Relevant que « l’ensemble des témoignages » cités par Jean-Luc Einaudi « n’est pas réfuté […] », le tribunal a constaté que « les éléments produits conduisent à retenir que certains membres des forces de l’ordre, relativement nombreux, ont agi avec une extrême violence, sous l’empire d’une volonté de représailles, dans un climat d’exaspération qui résultait des multiples attentats commis contre les fonctionnaires de police dans la période précédente », que « cette violence n’était pas justifiée par le comportement des militants ce soir-là », qu’ « elle s’est exercée non seulement « à chaud » lors de la manifestation elle-même, mais également « à froid » dans les centre d’internement hâtivement constitués pour accueillir les personnes arrêtées », que « le nombre des victimes a été important, en tout cas largement supérieur à celui du bilan officiel ».

Revenant sur la mise en cause, par Jean-Luc Einaudi, de la responsabilité de Maurice Papon, le jugement cite à la fois les propos vengeurs du préfet aux policiers – « Pour un coup reçu, nous en porterons dix » – et des écrits de 1963 revendiquant une « responsabilité directe et personnelle » sur les opérations de maintien de l’ordre.

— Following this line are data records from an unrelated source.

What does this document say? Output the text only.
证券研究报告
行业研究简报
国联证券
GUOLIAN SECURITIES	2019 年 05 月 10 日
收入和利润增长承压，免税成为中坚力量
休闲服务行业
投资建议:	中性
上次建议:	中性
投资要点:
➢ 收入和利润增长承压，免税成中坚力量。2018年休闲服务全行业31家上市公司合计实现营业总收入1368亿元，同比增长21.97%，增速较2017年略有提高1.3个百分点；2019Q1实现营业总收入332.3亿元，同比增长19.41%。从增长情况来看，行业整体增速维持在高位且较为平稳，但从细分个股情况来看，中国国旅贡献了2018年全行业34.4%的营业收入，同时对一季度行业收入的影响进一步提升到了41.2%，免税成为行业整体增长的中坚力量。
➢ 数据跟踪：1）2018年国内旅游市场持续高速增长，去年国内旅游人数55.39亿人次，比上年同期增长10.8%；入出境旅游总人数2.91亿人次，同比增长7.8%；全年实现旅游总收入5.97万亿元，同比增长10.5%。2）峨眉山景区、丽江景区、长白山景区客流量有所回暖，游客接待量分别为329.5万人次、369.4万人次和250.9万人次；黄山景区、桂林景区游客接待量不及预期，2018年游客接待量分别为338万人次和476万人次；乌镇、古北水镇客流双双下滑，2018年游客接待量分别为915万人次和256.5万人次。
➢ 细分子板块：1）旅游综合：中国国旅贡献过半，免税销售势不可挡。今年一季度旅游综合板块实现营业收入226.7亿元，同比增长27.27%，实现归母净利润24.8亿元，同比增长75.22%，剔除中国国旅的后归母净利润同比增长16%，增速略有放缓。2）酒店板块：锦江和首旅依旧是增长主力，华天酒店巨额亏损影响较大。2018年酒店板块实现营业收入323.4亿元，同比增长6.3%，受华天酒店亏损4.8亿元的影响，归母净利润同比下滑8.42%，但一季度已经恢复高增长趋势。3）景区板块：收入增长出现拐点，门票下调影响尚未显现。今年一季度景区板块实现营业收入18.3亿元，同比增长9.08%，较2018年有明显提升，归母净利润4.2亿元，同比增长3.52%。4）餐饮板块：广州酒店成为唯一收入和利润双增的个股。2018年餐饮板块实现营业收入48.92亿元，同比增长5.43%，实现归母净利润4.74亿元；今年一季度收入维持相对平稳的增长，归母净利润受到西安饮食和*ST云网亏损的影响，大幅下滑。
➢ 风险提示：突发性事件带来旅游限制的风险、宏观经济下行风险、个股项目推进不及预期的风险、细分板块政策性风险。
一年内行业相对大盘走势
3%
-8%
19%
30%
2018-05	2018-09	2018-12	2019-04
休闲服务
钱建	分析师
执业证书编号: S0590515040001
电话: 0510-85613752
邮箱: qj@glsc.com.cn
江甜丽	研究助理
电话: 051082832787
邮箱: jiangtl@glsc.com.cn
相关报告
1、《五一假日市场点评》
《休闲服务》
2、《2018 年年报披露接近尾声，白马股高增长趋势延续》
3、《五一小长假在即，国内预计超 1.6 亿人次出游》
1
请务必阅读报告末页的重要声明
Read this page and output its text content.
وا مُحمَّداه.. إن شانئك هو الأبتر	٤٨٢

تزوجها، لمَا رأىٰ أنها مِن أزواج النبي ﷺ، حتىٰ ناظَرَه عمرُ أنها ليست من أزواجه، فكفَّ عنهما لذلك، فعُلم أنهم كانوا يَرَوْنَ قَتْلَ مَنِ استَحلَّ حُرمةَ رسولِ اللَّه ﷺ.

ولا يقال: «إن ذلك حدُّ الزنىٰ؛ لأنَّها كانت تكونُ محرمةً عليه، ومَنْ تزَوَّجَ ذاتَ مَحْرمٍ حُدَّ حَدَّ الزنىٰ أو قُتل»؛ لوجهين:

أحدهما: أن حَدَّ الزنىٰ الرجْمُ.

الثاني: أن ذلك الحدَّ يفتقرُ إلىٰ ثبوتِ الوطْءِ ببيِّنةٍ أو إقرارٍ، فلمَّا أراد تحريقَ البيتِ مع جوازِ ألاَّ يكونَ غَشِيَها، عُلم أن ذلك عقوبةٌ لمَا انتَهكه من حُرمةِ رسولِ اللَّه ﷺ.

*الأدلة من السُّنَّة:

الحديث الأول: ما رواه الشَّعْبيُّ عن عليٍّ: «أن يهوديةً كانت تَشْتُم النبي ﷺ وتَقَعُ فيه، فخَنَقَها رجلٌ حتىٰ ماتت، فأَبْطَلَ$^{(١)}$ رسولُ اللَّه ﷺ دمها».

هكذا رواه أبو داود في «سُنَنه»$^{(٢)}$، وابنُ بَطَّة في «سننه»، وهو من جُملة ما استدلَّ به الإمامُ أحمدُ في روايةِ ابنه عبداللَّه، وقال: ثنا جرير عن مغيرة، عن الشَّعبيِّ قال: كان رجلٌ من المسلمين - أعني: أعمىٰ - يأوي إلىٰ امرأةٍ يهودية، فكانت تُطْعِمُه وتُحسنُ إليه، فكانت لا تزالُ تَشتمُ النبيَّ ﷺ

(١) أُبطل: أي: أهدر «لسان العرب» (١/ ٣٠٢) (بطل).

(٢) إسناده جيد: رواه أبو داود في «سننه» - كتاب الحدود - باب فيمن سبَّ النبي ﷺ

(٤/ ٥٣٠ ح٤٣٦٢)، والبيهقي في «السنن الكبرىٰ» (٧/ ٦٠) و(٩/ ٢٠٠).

Au total, « compte tenu des informations dont disposait la hiérarchie, de la gravité des comportements décrits par les témoins, de leurs conséquences tragiques, de la controverse publique apparue dès le lendemain des événements, un historien ne pouvait pas ne pas poser la question de l’engagement de la responsabilité personnelle du préfet de police. »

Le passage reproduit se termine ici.